İki nedenden dolayı sosyoloji kurumsallaşmış akademik bir disiplin olduğunu haklı olarak iddia etmektedir. Bu nedenlerden birincisi; yaygın kabul görmüş kuramsal bir geleneğe sahip olması ikincisi; araştırma yaparken yöntembilimsel kesinlik bakımından ciddi çabalara girişmiş olmasıdır. Bununla birlikte kuram hitap ettiği kişilere toplumsal dünyaya ilişkin söylenebilecekleri özetleyebildiğinden sosyoloji disiplinini tanımlar niteliktedir. Bunun aksine yöntembilim ise söylenebilecek olanların ve söylenmiş olanların durumu hakkında karar verebilmek için bir dizi kurala ve amaca ulaşmak için araçlardan ibarettir.
Sosyoloji insan toplumuna yön vermede ve insan bilgisinin gelişiminde önemli bir yer edinmek istiyorsa kuram her zaman sosyolojinin merkezi ve indirgenemez amacı olmalıdır. Eğer sosyoloji kuramı yoruma feda edilecek olursa tarihe veya gazetecilik düşüncesine doğru sürüklenir; eğer deneyciliği (empirizmi) seçerse davranışçı psikoloji veya ekonomi biliminin insansızlaştırmasına ve gereksiz tekrarcılığına (totolojisine) saplanır; eğer dilbilim ve bilgi kuramı ile kendini sınırlayacak olursa felsefe ve teolojinin skolastisizmine sürüklenir.

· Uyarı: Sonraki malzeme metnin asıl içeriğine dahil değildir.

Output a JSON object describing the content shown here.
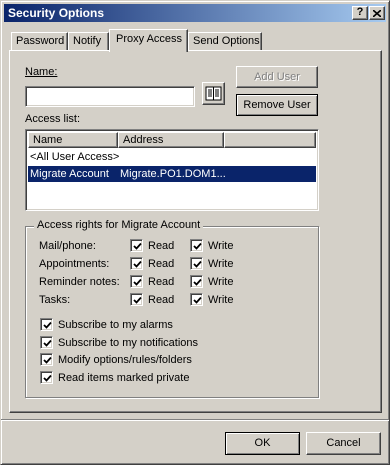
{
  "window": {
    "title": "Security Options",
    "help_glyph": "?",
    "close_glyph": "X"
  },
  "tabs": [
    {
      "label": "Password",
      "active": false
    },
    {
      "label": "Notify",
      "active": false
    },
    {
      "label": "Proxy Access",
      "active": true
    },
    {
      "label": "Send Options",
      "active": false
    }
  ],
  "name_field": {
    "label": "Name:",
    "value": "",
    "address_book_icon": "address-book-icon"
  },
  "buttons": {
    "add_user": "Add User",
    "remove_user": "Remove User",
    "ok": "OK",
    "cancel": "Cancel"
  },
  "access_list": {
    "label": "Access list:",
    "columns": [
      "Name",
      "Address"
    ],
    "rows": [
      {
        "name": "<All User Access>",
        "address": "",
        "selected": false
      },
      {
        "name": "Migrate Account",
        "address": "Migrate.PO1.DOM1...",
        "selected": true
      }
    ]
  },
  "access_rights": {
    "title": "Access rights for Migrate Account",
    "read_label": "Read",
    "write_label": "Write",
    "rows": [
      {
        "label": "Mail/phone:",
        "read": true,
        "write": true
      },
      {
        "label": "Appointments:",
        "read": true,
        "write": true
      },
      {
        "label": "Reminder notes:",
        "read": true,
        "write": true
      },
      {
        "label": "Tasks:",
        "read": true,
        "write": true
      }
    ],
    "options": [
      {
        "label": "Subscribe to my alarms",
        "checked": true
      },
      {
        "label": "Subscribe to my notifications",
        "checked": true
      },
      {
        "label": "Modify options/rules/folders",
        "checked": true
      },
      {
        "label": "Read items marked private",
        "checked": true
      }
    ]
  },
  "colors": {
    "title_bar": "#0a246a",
    "face": "#d4d0c8",
    "selection": "#0a246a"
  }
}
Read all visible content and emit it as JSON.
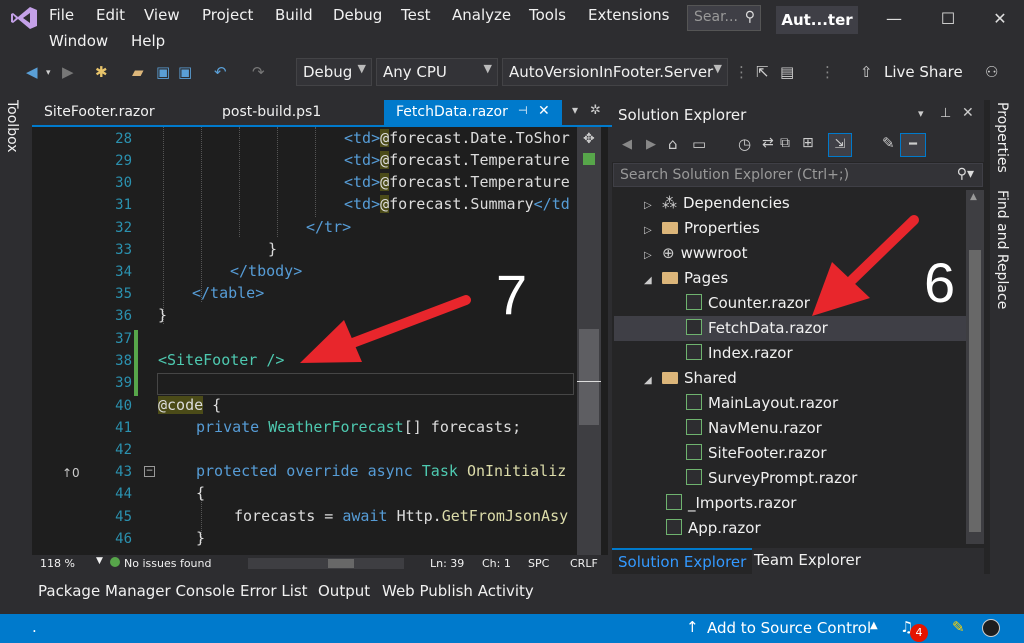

Sosyolojik kuram ne birleştirilmiş ne de tamamlanmış bir projedir. Sosyolojik kuram farklılaşmış özel uzmanlık alanlarının kısmen de olsa birbirine eklemlenmesinden oluşmaktadır. Fizikte makro-mikro evren arasında yapılan nihai ayrıma neden olan "kozmos kuramı" ile "parçacık kuramı"nın birleştirilebileceğine ilişkin çok ciddi bir umut doğmuştur. Sosyolojide ise eylem-yapı maddecilik-idealizm bireyselcilik-bütüncülük rasyonel araçsallık ve iletişimsellik değer bağımsız-değer bağımlı gibi özel ikilikleri/açmazları (dualities) çözebilmek için elimizde henüz herhangi bir umut yoktur. Gerçekten de günümüzde hala tartışılmaya devam edilen sadece bu zıtlıklara odaklanan bir kitap yazmak mümkündür. Eğer sosyolojik kuram başarısız olmakla suçlanmak istemiyorsa yazılabilecek böyle bir kitapta tartışmaların çözümlenmiş olması gerekir. Kuramsallaştırma bir şeyi başarmaktan çok bir süreç olduğundan bu zıtlıklar ciddi konulara hitap edecek şekle sokulduğunda sosyoloji kuramı fiziğin halihazırda yapmış olduğu ilerlemeyi yapabilir.
Bu kitabın odaklandığı nokta da tam bu ciddi konular üzerinedir. Sosyoloji kuramının söyleyebileceği konuları kapsayıcı meseleleri ve bunlara ilişkin ileri sürdüğü iddiaları anlatmaktadır fakat böyle bir çabayı engelleyen açıklayıcı ikiliklerden uzak durmaktadır. Şurası da şaşırtıcıdır ki bu tür inceleme konularının göreli olarak sayısı pek fazla değildir ve yine de bu kadar yeni bir disiplinde kuramsal bir bütünleştirme ölçütünden bahsedilebilmektedir. Kuram üreten sosyologların (ortak bir uzlaşı alanı olmasa bile) ortak bir söylem alanında birbirleri ile ilişki içinde oldukları kabul edilir ortak olarak ilgilendikleri konulara yönelmek için bir kavramlar sistemini paylaşırlar. Bu ortak kuramsal ilgi alanındaki konuları ortaya çıkarabilmek için bu kitap sosyolojik düşünmenin içinde tartışmaların bitirildiği birbirleri ile rekabet eden hatta çatışan paradigmaların (düşünsel kalıplarının çn.) ya da düşünce okullarının bir araya gelmesi olarak tanımlanmasını kabul etmemektedir. Düşünsel rekabet kesinlikle kuramsallaşmanın yapıldığı bir toplumsal süreçtir.